Mortgage availability also increased in the three months to the end of May, with lenders saying this is also expected to increase further in the three months to the end of August. While demand for mortgages increased over the last quarter, it is expected to decrease for house purchase in the next three months, with the recent tapering of the stamp duty holiday set to have an impact.

The survey also suggests banks expect default rates on unsecured lending – or credit card lending – to jump in Q3, with the number of borrowers defaulting on secured lending also forecast to rise. There is concern that household finances are likely to worsen as coronavirus support schemes designed to lessen the economic impact of the pandemic are wound down.

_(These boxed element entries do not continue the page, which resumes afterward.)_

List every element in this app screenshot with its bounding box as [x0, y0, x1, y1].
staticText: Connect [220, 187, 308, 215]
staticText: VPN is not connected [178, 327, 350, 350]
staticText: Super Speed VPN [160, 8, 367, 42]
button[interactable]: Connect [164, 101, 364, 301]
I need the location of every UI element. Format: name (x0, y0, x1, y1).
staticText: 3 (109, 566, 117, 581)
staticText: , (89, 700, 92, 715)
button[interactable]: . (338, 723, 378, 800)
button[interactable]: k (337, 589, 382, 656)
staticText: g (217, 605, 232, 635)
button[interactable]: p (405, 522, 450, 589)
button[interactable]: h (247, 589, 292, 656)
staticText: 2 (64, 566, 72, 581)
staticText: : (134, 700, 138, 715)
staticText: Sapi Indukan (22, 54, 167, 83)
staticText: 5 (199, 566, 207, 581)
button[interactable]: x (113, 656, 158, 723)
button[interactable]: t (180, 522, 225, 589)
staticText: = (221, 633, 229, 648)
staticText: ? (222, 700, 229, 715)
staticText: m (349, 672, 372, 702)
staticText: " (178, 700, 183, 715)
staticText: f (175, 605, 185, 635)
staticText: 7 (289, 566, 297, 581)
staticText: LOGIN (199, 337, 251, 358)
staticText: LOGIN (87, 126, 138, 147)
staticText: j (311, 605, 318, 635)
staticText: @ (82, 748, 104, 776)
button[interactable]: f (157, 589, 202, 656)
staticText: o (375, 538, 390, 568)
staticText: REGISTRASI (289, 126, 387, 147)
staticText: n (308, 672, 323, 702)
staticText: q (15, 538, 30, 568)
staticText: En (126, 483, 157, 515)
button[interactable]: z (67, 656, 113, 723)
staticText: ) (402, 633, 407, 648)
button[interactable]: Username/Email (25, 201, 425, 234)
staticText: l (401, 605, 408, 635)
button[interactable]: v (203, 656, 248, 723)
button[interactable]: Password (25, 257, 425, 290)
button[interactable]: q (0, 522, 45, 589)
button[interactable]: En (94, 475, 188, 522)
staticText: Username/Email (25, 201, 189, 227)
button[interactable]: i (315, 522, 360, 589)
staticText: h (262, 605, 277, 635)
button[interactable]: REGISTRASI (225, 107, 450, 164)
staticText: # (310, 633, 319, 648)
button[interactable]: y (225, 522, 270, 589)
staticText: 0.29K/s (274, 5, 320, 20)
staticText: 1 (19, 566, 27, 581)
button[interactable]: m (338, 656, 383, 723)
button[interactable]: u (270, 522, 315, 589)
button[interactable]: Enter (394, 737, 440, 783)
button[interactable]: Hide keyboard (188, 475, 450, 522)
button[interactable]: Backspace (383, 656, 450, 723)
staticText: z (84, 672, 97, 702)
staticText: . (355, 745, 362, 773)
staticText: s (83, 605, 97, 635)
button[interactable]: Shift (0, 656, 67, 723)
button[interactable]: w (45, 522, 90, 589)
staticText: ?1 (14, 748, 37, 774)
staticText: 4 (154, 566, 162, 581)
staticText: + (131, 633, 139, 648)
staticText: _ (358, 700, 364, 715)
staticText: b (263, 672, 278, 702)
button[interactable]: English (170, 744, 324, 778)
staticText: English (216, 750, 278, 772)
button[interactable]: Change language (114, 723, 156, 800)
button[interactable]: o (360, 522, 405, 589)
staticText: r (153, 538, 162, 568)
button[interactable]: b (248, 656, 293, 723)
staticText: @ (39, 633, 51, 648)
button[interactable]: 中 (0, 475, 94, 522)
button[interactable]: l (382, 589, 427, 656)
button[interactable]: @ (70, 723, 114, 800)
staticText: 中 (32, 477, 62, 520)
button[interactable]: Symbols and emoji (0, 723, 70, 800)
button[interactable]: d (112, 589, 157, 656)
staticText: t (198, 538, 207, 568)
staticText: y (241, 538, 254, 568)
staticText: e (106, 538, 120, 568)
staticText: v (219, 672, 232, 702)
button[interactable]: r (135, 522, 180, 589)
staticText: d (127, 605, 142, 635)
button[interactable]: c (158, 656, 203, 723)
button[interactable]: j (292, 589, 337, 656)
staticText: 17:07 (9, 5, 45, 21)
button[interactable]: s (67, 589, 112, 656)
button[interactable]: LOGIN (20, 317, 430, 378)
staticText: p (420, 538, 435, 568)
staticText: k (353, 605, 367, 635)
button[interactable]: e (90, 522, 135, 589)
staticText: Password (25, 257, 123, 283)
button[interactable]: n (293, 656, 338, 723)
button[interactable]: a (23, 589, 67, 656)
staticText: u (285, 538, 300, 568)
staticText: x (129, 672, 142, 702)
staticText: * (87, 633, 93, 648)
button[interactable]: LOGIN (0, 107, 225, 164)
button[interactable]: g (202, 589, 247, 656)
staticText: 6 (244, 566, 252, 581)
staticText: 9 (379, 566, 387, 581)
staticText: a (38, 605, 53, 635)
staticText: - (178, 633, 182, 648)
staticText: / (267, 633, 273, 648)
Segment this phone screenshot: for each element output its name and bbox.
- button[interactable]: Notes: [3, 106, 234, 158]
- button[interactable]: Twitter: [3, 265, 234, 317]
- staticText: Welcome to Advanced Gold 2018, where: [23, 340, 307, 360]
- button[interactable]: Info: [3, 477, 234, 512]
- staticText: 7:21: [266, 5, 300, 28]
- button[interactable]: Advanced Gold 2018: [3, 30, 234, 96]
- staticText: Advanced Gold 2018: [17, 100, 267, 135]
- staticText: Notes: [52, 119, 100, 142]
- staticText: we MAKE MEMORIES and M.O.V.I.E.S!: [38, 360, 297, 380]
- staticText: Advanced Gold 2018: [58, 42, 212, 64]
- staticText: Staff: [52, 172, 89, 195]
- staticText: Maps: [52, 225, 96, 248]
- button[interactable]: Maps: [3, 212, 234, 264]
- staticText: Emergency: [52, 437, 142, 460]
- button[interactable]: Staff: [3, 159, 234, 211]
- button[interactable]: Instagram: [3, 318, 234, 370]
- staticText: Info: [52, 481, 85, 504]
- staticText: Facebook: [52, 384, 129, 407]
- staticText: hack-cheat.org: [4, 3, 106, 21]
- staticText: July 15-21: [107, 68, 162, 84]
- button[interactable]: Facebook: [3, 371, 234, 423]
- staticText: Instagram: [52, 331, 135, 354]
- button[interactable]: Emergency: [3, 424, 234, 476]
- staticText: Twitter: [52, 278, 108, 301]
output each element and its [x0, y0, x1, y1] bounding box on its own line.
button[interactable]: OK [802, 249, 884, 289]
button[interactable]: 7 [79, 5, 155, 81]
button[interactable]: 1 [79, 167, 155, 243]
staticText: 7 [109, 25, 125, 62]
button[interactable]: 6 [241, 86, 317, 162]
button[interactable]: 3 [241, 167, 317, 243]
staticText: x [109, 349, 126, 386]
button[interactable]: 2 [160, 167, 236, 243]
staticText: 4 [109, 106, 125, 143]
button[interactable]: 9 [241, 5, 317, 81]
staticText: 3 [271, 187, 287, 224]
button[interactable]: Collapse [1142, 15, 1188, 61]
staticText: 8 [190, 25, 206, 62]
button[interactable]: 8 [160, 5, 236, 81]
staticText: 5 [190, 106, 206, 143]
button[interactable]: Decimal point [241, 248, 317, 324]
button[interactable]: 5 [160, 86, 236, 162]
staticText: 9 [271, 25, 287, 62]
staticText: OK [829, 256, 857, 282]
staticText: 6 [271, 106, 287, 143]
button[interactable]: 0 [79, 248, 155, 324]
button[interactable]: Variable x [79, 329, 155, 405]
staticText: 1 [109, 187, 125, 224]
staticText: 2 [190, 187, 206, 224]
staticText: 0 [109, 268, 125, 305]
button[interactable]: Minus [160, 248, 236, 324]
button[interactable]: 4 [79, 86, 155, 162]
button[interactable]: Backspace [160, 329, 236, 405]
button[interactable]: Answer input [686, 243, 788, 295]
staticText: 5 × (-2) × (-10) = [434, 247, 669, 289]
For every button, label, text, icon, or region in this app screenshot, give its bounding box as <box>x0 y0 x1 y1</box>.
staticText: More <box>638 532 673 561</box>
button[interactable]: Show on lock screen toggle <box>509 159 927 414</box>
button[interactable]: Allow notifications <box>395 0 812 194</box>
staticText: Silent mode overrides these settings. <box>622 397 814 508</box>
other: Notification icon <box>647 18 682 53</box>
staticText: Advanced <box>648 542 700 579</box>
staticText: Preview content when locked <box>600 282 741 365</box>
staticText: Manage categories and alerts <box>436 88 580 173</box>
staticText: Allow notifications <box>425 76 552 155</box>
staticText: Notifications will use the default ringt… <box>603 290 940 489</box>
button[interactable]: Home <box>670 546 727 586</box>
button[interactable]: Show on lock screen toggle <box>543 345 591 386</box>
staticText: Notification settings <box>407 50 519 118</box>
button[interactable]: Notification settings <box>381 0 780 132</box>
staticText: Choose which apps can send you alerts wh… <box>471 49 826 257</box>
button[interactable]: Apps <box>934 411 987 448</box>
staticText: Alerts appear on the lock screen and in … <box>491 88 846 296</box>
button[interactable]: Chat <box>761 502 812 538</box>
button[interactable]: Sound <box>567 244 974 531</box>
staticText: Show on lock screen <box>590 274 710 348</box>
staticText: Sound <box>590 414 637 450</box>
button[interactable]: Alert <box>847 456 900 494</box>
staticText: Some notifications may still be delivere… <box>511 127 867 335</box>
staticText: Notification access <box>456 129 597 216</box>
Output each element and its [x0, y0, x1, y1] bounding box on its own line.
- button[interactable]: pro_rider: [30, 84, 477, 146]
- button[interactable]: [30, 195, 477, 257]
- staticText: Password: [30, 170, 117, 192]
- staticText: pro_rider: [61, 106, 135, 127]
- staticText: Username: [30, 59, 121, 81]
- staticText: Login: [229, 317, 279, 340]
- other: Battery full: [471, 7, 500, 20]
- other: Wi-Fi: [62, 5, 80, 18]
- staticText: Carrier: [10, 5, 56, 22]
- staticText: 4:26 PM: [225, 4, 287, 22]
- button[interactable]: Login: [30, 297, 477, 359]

Commenting on the figures Sarah Coles, Personal Finance Analyst, Hargreaves Lansdown said  “Borrowing is flowing thick and fast. We’re keen to take on more debt and the banks are equally enthusiastic about lending, because they’re optimistic about the economy, and want to grab market share while they can. But while the tap is firmly turned on, some borrowers risk sinking underwater, and defaults on all kinds of household borrowing are expected to rise.”

“Banks are ready to lend throughout the mortgage market, so it’s not only those with big deposits who can track down deals. The three months to June saw a big surge in banks’ willingness to lend to people with less than a 10% deposit, and this is expected to rise slightly again in the following three months. Those who have been insulated from the effects of the pandemic are likely to be able to cash in on the mortgage price war by snapping up a cut-price remortgage deal.”

“However, it’s not all going swimmingly for borrowers. The banks expect defaults on credit cards, loans and mortgages to increase in the three months to September. As the furlough scheme is phased out over the summer, there’s a good chance that there will be job losses, and people who have been struggling to keep their head above water will finally succumb. At the end of July, the final mortgage holidays will come to an end too, so there won’t be help from industry-wide schemes. It means borrowers will have to rely on whatever they can arrange with their lender.

“Since the onset of the crisis, lenders have been cutting credit card limits, in an effort to keep a lid on their exposure to bad debts. They continued to do so in the three months to June and say they will do it again in the three months to September.”